Temple-stays in Busan let us non-monks get a peak at life in the temple: 108 bows, waking at 3am, sacred silence, and a quest for happiness.

Our translator described enlightenment as a clear pond. A person can immediately see a drop of red dye in crystal water, she said. However, a drop of red dye in dirty water disappears. Likewise, an unhappy mind cannot quickly identify the root of unhappiness, anger, and greed. However, a happy enlightened mind can swiftly see the cause of negative thoughts and stop them. Our temple stay group was told that Buddhists believe that unhappy thoughts are not real, but shadows that our mind produce, that only we can stop.

Buddhists seek happiness. The head Monk of the Beomeosa Temple said that many people chase rainbows their whole life. They look for money, love, and fame to make them happy. But when they come to the end of their rainbow, the end of their lives, they are not truly happy nor enlightened.He said “I have no hair, no money, no girl friend, but I am happy. Happiness does not come from eating a lot, sleeping a lot, speaking loudly and often, or finding true love. Happiness must be found within our self.” ( All monks that spoke to us had great senses of humor. They giggled and made comments about their shiny bald heads. Perhaps this comes with enlightenment?). He said taking little and contentment with this lifestyle equals true happiness.

But he did not condemn marriage, just said do not depend on another, on love, for it; for happiness, a person must create on their own. If we rely on the person we love for our happiness they will always fall short. This will create resentment.

So make yourself happy then if you want, find a person to share this with. So wise, wise one.
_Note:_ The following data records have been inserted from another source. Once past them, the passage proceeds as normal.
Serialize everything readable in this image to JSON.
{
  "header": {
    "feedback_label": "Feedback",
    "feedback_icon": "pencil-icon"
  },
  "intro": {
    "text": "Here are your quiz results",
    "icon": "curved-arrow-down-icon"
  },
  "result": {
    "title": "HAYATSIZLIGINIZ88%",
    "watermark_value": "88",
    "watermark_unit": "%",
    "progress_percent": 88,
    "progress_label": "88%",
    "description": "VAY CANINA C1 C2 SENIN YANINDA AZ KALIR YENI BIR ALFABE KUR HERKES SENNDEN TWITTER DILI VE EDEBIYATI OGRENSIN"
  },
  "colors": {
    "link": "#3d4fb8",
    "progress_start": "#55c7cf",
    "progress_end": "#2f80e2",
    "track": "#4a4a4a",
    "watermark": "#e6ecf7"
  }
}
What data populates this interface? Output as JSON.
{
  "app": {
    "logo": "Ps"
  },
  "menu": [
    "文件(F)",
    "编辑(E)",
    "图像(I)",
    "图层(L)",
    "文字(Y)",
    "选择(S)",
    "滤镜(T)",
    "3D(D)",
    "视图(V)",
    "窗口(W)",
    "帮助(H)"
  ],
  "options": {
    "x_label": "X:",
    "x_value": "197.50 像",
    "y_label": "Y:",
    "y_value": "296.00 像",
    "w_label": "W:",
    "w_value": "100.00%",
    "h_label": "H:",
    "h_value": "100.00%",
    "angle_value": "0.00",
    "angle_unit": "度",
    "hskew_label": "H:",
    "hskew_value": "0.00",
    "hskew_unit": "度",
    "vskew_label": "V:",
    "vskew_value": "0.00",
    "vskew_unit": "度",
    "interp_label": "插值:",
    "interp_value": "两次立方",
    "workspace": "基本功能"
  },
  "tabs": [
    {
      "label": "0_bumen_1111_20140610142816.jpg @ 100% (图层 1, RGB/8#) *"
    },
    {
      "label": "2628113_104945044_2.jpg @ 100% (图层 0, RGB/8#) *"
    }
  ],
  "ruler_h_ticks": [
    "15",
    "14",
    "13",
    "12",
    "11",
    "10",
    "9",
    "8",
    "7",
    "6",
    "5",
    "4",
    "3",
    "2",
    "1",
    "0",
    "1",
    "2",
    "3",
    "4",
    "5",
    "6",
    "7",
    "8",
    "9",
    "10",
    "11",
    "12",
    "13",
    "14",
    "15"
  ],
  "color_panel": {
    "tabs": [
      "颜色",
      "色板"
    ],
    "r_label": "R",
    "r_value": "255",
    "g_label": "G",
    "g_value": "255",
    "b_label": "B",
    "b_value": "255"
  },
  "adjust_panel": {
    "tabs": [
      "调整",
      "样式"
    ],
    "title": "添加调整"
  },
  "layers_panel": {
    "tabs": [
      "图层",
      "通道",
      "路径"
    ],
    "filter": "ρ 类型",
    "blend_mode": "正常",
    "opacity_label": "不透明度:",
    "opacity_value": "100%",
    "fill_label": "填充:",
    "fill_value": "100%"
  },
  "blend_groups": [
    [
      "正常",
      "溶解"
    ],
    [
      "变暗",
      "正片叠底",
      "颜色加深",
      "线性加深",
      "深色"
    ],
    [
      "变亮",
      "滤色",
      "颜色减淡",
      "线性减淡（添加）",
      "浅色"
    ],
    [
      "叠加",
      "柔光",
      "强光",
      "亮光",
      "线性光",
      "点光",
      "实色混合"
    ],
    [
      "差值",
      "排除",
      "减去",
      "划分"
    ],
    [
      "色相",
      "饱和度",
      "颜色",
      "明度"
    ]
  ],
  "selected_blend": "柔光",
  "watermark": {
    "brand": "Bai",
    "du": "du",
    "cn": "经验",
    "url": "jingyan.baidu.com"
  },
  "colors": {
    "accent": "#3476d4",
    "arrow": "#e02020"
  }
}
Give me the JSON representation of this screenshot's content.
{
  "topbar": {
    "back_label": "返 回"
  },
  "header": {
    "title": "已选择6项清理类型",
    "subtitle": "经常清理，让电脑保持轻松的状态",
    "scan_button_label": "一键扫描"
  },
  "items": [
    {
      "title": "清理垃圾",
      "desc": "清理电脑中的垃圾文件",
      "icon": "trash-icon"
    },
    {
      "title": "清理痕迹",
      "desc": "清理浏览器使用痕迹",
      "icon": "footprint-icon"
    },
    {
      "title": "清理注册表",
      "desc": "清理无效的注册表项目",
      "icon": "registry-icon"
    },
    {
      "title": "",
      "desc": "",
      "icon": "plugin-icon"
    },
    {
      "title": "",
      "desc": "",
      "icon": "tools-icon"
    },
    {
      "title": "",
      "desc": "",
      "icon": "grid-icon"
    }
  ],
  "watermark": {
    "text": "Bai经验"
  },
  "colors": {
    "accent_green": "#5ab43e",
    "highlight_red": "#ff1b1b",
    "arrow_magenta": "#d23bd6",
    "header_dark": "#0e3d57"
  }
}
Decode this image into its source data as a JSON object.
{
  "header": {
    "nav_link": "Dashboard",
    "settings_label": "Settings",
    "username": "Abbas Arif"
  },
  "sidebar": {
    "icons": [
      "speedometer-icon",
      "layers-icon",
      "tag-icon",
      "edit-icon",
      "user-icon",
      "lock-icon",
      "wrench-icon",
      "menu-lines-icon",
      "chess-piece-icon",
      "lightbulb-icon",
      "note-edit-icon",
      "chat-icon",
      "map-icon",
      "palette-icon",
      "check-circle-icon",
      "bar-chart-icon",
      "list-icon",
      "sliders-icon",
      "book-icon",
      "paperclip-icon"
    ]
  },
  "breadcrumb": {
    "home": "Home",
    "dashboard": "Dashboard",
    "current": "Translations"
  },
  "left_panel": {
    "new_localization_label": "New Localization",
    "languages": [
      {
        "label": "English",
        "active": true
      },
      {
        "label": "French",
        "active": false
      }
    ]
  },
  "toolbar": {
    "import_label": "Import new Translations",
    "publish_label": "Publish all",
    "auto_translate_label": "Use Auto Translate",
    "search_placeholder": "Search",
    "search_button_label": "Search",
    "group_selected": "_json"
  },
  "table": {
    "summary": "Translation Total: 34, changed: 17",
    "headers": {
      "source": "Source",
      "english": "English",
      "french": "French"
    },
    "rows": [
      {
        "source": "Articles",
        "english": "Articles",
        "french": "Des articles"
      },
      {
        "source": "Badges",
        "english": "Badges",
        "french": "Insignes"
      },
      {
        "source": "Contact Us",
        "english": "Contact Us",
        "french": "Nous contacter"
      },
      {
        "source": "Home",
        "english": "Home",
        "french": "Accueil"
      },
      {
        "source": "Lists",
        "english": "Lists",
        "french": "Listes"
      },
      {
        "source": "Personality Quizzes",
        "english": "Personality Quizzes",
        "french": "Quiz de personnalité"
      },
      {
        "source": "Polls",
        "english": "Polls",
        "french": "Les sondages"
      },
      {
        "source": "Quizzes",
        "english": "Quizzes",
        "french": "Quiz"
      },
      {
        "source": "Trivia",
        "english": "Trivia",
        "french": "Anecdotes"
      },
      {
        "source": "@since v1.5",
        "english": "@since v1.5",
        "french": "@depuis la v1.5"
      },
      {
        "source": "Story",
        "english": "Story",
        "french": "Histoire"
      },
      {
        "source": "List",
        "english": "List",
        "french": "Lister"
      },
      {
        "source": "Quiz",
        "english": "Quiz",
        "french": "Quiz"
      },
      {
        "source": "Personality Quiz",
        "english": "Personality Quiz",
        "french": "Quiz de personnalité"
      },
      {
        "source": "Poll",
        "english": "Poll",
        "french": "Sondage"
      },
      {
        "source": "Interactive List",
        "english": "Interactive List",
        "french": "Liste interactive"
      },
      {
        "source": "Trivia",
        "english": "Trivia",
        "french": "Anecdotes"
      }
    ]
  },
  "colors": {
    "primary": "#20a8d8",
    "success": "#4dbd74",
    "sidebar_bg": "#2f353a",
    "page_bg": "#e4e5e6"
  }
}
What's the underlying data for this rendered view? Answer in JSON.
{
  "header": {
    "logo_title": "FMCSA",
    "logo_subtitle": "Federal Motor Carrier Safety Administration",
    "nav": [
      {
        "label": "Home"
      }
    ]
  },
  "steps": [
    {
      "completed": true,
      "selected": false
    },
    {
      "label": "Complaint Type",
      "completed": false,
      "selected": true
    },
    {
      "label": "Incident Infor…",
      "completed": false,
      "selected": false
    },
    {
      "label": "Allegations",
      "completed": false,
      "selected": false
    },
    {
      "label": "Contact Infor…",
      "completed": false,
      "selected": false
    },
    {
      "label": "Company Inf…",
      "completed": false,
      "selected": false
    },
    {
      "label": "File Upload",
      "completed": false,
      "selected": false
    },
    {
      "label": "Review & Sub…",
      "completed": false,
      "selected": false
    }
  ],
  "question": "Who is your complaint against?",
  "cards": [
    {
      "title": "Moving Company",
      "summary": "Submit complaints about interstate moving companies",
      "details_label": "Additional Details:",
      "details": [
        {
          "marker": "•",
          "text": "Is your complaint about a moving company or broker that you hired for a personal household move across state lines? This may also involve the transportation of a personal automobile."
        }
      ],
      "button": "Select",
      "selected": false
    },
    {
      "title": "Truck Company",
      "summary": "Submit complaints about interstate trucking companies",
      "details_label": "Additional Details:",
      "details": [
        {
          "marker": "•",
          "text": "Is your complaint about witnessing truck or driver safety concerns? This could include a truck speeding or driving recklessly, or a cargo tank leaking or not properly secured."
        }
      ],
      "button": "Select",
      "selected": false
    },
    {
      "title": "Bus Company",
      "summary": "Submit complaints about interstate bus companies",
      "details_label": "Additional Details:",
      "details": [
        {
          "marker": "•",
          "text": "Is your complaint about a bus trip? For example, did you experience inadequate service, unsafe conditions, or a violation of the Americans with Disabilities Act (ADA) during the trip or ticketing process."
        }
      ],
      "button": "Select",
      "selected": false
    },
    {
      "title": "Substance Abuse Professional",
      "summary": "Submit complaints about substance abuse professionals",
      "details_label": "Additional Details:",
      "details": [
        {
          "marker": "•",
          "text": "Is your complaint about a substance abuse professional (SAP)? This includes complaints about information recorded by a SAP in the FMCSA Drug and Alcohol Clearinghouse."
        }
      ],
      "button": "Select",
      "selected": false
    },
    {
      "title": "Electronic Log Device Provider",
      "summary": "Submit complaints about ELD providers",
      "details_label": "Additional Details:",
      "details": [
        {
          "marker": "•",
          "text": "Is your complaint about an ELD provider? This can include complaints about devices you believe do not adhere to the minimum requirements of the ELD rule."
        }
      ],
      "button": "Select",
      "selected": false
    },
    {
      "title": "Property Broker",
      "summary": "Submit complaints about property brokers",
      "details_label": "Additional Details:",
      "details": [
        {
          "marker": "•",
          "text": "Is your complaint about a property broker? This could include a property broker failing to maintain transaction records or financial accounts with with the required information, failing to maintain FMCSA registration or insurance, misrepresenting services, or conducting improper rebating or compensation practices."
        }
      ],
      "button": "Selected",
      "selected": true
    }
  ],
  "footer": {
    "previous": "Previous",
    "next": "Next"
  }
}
Ten paintings on the backside of the meditation building depicted a boy and an ox. The boy finds the ox, befriends it, and over time the ox turns from brown to white, the boy rides the ox, and eventually the ox walks away. Metaphorically this represents enlightenment. It takes time and in the end one must ignore it, because to be bragging or always aware of a higher state does not represent true enlightenment at all.

The ox not only appears in Buddhist art but also myth. In the middle of Beomeosa Temple court-yard, inside a pagoda sits a massive drum made of cow hide. Interesting since Buddhist are vegetarians. However, legend has it that one monk many years ago predicted he would come back on a certain day at a certain hour. He told the monks to eat him and enjoy the meat. Once eaten he would help the monk reach enlightenment.

The Monks beat the drum like a stomp performance on Broadway stage, even at 3am when this bleary eyed foreigner had trouble focusing her drifting contacts and still ached from the 108 full bows (on my knees, nose to the ground) the night before.

Three hours later at 6am we ate breakfast. Eating in the temple is a ritual. Each person has four bowls that must be arranged a certain way, unwrapped from its swaddling cloth a certain way, then cleaned a certain way. We ate in silence. The monk who ate with us finished much quicker than us, and sat quietly meditating. When done each person must scrub their dish with their yellow radish, drink the dirty water when done, and finally eat the radish. Waste not.

To reach Beomeosa, from Ulsan University take the 1127 city bus to Nopodong. Get off the bus and go one stop on the subway to Beomeosa station. Take bus 90 to the temple. Reserve a spot prior to temple stay.